Rui Pedro strzelił trzy gole i zapewnił zwycięstwo CFR 1907 Cluj w meczu ze Sportingiem Braga. Spotkanie zakończyło się wynikiem 3:1, a honorową bramkę dla gości zdobył Alan.
Przed 5. serią gier w grupie H sytuacja była dość jasna. Bez względu na wynik w Stambule z pierwszego miejsca awansował już Manchester United. O drugą lokatę miały walczyć pozostałe trzy drużyny. W Rumunii CFR 1907 Cluj zmierzył się z faworyzowanym Sportingiem Braga, sprawiając niespodziankę.
Pierwsza połowa toczyła się pod dyktando gości, jednak bramki zdobywali gospodarze… Trudno wyobrazić sobie, że grając piłką przez większy czas gry, traci się tak szybko trzy bramki i właściwie jest po meczu. Wynik spotkania otworzył w 7. minucie meczu Rui Patricio, który wykorzystał wspaniałe podanie Rafaela Bastosa i skierował piłkę do siatki. Drugi raz Beto został pokonany po kwadransie gry. Rui Pedro trafił po raz drugi, wykorzystując świetne prostopadłe podanie. Braga była wówczas na kolanach. Jej piłkarze jednak szybko strzelili kontaktowego gola. Dobrym uderzeniem popisał się Alan i mieliśmy 2:1.
Mimo strzelonej bramki Sporting nadal nie mógł odnaleźć swojego rytmu gry i pozwalał na coraz śmielsze ataki miejscowych. Kilka dobrych wrzutek ze strony Portugalczyków to za mało, by można było myśleć o korzystnym rezultacie dzisiejszego wieczora. W 34. minucie kolejny cios zadali gracze z Kluż. Rui Pedro umieścił piłkę w siatce po raz trzeci i Braga już nie podniosła się do końca pierwszej połowy. Na domiar złego tuż przed zakończeniem pierwszej części gry z boiska wyleciał Douglao, który nie utrzymał nerwów na wodzy i brutalnie sfaulował. Zdesperowany Sporting w ostatnich sekundach pierwszej połowy tylko wybijał piłkę na oślep. Po 45 minutach mieliśmy zatem 3:1, jednak sądząc po szybkim tempie meczu, w drugiej połowie zasadnie spodziewaliśmy się jeszcze kilku bramek.
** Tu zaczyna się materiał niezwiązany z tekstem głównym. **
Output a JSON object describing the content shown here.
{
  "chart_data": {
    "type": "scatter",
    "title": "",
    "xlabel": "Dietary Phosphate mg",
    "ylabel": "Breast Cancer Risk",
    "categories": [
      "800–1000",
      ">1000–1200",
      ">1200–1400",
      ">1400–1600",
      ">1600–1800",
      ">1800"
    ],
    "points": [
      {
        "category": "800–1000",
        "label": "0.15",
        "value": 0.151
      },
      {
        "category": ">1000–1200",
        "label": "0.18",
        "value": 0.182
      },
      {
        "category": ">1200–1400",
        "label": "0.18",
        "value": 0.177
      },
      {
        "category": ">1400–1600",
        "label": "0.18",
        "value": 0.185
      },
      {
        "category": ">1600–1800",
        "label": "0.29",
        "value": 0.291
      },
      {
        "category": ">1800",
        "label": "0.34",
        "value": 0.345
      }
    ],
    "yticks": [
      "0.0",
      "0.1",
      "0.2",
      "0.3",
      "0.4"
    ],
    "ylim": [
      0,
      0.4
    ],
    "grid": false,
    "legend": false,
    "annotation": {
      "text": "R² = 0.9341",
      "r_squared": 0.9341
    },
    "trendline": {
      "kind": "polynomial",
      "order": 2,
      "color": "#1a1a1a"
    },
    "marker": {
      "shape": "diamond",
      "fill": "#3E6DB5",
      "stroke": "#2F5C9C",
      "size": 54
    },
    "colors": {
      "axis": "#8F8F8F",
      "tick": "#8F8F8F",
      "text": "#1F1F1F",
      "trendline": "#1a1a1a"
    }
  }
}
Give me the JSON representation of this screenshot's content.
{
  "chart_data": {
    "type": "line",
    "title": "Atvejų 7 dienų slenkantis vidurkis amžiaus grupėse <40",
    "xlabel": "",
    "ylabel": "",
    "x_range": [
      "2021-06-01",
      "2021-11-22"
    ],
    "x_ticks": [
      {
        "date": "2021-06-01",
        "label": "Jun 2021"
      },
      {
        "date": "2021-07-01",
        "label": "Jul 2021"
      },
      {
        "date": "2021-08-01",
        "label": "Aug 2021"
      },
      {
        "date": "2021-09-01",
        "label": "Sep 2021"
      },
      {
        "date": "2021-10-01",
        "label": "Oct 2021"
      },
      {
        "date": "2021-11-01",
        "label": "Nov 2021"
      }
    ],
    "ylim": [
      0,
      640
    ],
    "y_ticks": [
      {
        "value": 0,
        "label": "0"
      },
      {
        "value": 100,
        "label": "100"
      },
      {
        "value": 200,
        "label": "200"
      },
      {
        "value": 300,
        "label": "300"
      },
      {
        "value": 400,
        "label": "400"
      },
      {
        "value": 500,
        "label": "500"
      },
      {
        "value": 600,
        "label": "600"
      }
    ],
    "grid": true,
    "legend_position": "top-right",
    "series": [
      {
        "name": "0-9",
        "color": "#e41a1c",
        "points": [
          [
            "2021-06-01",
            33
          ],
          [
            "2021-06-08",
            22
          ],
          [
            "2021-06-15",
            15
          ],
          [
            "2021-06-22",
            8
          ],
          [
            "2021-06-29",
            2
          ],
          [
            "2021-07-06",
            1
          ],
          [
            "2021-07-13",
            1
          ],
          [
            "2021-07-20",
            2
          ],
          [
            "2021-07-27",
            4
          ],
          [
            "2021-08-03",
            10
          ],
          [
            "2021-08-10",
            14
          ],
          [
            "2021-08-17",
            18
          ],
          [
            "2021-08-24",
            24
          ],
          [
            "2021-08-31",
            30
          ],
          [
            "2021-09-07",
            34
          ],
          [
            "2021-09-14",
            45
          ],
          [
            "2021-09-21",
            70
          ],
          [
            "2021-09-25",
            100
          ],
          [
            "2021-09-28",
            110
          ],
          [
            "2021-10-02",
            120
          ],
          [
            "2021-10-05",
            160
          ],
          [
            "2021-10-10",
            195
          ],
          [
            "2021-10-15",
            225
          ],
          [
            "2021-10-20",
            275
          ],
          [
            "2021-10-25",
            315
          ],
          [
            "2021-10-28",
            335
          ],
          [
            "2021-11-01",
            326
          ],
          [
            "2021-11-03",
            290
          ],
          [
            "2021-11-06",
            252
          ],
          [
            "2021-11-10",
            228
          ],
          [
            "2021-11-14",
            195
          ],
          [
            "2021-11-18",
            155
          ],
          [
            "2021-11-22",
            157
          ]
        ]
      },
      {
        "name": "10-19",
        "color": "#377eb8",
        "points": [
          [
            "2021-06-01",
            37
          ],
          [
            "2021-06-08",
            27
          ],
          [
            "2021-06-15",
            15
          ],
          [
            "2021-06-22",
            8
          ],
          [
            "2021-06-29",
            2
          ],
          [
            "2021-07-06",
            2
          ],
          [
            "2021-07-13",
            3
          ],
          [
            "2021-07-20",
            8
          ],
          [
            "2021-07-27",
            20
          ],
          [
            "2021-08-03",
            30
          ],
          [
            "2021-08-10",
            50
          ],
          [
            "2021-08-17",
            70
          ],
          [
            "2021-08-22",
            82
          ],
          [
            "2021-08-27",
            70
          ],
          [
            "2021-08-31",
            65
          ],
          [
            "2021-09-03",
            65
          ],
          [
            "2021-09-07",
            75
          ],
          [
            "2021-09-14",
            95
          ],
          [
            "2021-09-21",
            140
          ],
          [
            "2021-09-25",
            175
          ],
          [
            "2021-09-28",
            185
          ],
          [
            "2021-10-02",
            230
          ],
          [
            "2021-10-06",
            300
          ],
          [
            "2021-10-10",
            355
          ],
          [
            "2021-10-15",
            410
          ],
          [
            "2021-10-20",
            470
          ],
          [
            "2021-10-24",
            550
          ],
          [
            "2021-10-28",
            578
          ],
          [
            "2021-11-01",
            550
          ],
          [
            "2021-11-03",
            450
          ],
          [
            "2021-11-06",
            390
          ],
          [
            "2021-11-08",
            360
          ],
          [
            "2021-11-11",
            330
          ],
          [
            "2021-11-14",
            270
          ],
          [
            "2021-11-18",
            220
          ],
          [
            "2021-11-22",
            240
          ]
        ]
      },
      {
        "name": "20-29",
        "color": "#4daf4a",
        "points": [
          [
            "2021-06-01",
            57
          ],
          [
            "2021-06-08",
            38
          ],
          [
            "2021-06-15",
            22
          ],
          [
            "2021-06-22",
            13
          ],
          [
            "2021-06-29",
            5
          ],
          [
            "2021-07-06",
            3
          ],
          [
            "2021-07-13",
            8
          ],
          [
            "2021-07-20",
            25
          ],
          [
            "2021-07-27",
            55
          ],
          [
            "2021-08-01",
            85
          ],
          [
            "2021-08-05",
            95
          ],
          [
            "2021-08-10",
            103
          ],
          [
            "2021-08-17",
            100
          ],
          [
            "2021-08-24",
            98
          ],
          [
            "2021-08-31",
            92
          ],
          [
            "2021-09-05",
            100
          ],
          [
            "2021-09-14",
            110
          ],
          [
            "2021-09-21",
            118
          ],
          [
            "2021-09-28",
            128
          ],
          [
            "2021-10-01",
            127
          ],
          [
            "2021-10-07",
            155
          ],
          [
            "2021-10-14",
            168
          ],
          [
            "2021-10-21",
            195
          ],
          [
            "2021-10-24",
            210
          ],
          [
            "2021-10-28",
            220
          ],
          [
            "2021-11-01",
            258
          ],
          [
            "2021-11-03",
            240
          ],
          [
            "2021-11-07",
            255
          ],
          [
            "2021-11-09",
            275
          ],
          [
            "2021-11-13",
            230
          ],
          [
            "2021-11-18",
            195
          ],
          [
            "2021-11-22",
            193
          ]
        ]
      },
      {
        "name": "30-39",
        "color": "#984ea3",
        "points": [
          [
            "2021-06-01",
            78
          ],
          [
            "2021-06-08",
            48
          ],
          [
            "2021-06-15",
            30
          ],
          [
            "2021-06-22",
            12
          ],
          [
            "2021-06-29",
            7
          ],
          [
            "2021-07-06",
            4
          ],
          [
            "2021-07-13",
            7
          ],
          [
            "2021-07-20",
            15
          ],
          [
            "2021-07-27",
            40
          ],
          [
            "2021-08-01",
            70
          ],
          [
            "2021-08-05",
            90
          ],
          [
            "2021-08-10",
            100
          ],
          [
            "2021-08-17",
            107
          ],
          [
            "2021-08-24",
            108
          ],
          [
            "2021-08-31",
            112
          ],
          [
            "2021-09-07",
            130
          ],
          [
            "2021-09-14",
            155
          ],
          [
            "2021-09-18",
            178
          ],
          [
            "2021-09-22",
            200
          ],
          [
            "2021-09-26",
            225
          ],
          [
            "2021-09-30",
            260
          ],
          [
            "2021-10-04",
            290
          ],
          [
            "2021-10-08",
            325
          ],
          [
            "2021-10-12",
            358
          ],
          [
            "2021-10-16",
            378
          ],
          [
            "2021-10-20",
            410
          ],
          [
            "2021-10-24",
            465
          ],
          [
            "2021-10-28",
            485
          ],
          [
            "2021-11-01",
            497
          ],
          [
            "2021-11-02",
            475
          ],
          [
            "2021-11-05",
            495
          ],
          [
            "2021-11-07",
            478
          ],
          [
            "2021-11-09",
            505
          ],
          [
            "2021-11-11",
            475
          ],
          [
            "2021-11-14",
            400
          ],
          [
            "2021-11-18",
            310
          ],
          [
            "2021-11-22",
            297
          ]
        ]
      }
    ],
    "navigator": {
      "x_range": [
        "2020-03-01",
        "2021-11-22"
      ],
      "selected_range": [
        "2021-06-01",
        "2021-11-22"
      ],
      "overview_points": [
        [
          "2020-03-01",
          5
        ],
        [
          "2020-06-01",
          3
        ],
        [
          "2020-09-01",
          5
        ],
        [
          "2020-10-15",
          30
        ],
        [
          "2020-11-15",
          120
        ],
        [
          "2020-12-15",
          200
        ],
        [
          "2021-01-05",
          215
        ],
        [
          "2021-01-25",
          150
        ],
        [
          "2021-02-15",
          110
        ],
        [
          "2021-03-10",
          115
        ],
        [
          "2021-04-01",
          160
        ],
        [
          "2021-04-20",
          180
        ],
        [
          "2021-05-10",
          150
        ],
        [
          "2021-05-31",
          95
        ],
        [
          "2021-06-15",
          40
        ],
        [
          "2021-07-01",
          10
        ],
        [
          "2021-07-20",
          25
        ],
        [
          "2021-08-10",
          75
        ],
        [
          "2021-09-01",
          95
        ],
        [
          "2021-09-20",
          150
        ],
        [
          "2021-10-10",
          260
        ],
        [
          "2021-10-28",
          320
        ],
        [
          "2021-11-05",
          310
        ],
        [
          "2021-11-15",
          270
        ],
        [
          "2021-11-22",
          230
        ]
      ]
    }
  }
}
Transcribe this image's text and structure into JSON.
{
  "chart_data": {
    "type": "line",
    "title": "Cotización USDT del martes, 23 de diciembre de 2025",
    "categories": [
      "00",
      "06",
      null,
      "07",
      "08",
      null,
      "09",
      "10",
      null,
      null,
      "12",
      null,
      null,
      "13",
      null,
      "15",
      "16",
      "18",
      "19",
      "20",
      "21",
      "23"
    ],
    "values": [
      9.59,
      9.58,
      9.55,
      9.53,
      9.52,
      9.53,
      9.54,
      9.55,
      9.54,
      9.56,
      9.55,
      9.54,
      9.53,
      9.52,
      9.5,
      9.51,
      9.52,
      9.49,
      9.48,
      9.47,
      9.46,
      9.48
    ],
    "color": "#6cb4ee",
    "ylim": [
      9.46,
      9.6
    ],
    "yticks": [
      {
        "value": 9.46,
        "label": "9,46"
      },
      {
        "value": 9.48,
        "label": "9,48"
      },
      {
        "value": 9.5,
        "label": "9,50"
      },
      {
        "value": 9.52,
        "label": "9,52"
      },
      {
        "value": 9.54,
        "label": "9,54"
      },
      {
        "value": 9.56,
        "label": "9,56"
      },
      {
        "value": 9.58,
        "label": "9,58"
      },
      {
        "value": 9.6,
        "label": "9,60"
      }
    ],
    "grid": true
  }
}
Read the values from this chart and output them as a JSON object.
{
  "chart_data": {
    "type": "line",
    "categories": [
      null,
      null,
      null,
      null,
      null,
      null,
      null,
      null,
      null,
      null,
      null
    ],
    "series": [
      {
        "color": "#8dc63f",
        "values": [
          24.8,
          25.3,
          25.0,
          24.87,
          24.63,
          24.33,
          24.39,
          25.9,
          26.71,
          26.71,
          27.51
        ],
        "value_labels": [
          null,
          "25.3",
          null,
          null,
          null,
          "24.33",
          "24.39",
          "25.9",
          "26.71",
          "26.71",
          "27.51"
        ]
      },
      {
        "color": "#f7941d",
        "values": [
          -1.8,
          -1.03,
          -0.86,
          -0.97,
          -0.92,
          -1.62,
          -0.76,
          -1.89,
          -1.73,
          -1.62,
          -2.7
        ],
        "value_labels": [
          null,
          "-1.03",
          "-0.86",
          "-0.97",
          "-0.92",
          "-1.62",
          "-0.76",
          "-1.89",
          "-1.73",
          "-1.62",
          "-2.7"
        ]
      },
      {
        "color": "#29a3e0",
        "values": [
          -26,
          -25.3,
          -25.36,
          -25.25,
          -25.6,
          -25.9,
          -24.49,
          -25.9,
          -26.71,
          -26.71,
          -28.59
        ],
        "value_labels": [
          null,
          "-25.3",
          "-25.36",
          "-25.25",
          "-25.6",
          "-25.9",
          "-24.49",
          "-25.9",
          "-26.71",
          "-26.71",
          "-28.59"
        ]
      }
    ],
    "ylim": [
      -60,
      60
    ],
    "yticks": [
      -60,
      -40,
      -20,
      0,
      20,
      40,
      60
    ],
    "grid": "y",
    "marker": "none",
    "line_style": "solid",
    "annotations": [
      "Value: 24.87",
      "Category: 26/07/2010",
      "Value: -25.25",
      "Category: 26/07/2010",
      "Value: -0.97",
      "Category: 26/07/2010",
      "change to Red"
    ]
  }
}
Grający w dziesiątkę w drugiej połowie Sporting nie dawał jednak za wygraną. Po kilku pierwszych minutach drugiej odsłony gry znów jednak spuścił z tonu, ponieważ rywale okazali się dzisiaj zdecydowanie lepsi. W drużynie gości wyróżniał się szczególnie Custodio, jednak w pojedynkę niewiele mógł zrobić. Co nieco próbował również Alan, jednak jego strzały zza pola karnego była albo niecelne, albo bramkarz Cluj okazywał się lepszy. Blisko zdobycia kolejnej bramki dla gospodarzy był Felice Piccolo, który po godzinie gry bardzo dobrze uderzał głową w światło bramki. Beto jednak bardzo dobrze zatrzymał piłkę. Im bliżej końca spotkania, tym większa przewaga w posiadaniu piłki gości z Portugalii. Nie przekładało się to jednak na bramki, chociaż akcji ofensywnych nie brakowało. Miejscowi bazowali właściwie tylko na kontrataku, jednak mieli do tego pełne prawo, zwłaszcza patrząc na tablicę wyników.
W końcówce spotkania Camora dwukrotnie w ciągu czterech minut uderzył w słupek bramki Beto, jednak piłka dwukrotnie odbijała się nie z tej strony słupka, z której pewnie chciał zawodnik Cluj. Do końca meczu bramki już nie padły, a gospodarze po spotkaniu mogli cieszyć się z trzech punktów. Sporting przegrał, chociaż przez całe spotkanie dłużej utrzymywał się przy piłce. Po dzisiejszej porażce zespół z Bragi stracił szanse na awans do fazy pucharowej, do której nadal może awansować Cluj.